Welcoming the departed

Author: Pat Klepper '77

If you had an 8 a.m. class in the 1973 academic year, my freshman year, and if you lived in North Quad, you knew who was in women’s rowing. As you walked to or from North Dining Hall for breakfast, you would see them returning from their early morning workout, wearily happy and charged with the vitality that comes with fresh air, water and exercise. Women’s Rowing: My first iconic image of women’s athletics at Notre Dame.

I didn’t hang out with them or talk with them much, but I knew who they were. Many of them lived in my dorm, BP, which of course brought any kind of chance encounter in day-to-day living. “Crew team” is redundant, they would tell me. It’s just “crew.”

Fast-forward through that monumental First Year of Studies, and it’s now graduation week and many students have gone home for the year. The campus has seemingly blossomed just for the parents of the graduating seniors. (“What do you mean, the weather is lousy? It’s beautiful here!”) There is a lightness and happiness in the air. After a slow-starting spring, campus has finally shaken off winter and the pressure of books and studies. It is now a time of celebration for the promise of futures unfolding.

I was there as a member of the choir that sang at Baccalaureate Mass. The joy was palpable even through the formality and splendor of the opening procession. Then the announcement by one of the priests: Traffic Accident. Women’s Rowing. Injuries. Two Dead. And the names: Boni Burton and Elizabeth Storey. The Mass was being offered in their memory and for the injured.

Did the earth jolt along its axis, or was it just me? Gasps of shock, muffled cries, some people reaching out to others. I didn’t sense that many of the seniors knew who they were, but at that moment, I imagined that the heart of every parent reached out simultaneously to those involved in the accident as well as to their own children, sitting safely in chairs on the floor of the ACC. Struck by the fragility of life, we were all united in prayer to the God of Love who, like the waves lapping against shore’s edge, both gives and takes back.

The Breen-Phillips memorial was held the following fall after students had returned to campus. I had transferred to Lyons Hall and did not hear of the memorial service until after it was over. But the memory lingered, and the years passed, and by some happy chance I became class secretary in 2000. I noticed, in preparing for our class Mass for the 2002 Reunion that Boni’s name was not on the list of deceased. This was because she had not graduated with the class, I learned from the Alumni Association. The Alumni Association and I then worked together to add her to the class so that she would be included when we prayed for our deceased. I’m not sure how it happened, but we also got Beth Storey, who would have graduated before us. We welcomed her, for we knew of her and thought it altogether fitting to remember and pray for her too.

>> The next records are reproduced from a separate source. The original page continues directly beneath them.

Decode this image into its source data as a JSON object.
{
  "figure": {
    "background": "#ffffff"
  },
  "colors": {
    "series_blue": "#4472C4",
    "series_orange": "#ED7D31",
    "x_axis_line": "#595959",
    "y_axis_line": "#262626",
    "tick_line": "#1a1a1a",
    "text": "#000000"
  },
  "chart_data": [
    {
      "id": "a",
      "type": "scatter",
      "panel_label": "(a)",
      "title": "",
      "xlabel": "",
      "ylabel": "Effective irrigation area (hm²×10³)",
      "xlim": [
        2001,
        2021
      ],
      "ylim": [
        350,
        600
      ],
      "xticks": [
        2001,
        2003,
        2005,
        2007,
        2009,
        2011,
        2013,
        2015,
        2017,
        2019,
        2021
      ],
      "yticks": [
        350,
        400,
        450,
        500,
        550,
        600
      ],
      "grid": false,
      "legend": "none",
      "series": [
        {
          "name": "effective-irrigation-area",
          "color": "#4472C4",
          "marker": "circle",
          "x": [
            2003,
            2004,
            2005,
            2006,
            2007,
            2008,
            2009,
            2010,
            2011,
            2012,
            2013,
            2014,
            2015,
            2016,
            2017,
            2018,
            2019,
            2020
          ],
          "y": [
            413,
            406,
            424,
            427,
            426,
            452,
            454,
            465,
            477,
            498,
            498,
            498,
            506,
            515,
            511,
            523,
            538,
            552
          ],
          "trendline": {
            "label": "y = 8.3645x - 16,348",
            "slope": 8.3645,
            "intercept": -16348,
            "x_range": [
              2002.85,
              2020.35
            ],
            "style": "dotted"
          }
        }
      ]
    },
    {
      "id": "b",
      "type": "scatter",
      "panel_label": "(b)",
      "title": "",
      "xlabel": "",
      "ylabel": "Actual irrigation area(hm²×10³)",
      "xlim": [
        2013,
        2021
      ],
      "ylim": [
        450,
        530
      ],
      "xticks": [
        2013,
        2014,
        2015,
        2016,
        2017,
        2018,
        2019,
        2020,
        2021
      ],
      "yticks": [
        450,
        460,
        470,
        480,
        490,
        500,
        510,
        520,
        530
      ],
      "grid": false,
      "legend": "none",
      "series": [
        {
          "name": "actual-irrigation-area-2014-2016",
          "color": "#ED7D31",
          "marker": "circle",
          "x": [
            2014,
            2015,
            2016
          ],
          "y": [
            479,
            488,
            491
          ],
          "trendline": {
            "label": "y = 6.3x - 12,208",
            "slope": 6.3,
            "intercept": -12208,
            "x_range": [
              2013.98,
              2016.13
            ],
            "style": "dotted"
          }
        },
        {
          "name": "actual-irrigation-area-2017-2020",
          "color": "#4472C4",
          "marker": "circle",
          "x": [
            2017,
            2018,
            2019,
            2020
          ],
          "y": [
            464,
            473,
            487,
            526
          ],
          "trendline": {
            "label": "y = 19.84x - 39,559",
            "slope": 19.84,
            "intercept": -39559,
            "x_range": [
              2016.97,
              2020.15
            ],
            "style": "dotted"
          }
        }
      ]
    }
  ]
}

As a footnote, it should be mentioned that the 2002 Reunion, our 25th anniversary of graduation, was the first Reunion that Jody Gormley attended. I can’t say what the reluctance was before that time, but she’s not alone in that regard (it was my first Reunion also). At that Reunion, Jody was warmly received. I told her of the South Bend Tribune article, which I had obtained through ND Archives and which I later provided to her, to aid in her quest to have Boni and Beth recognized.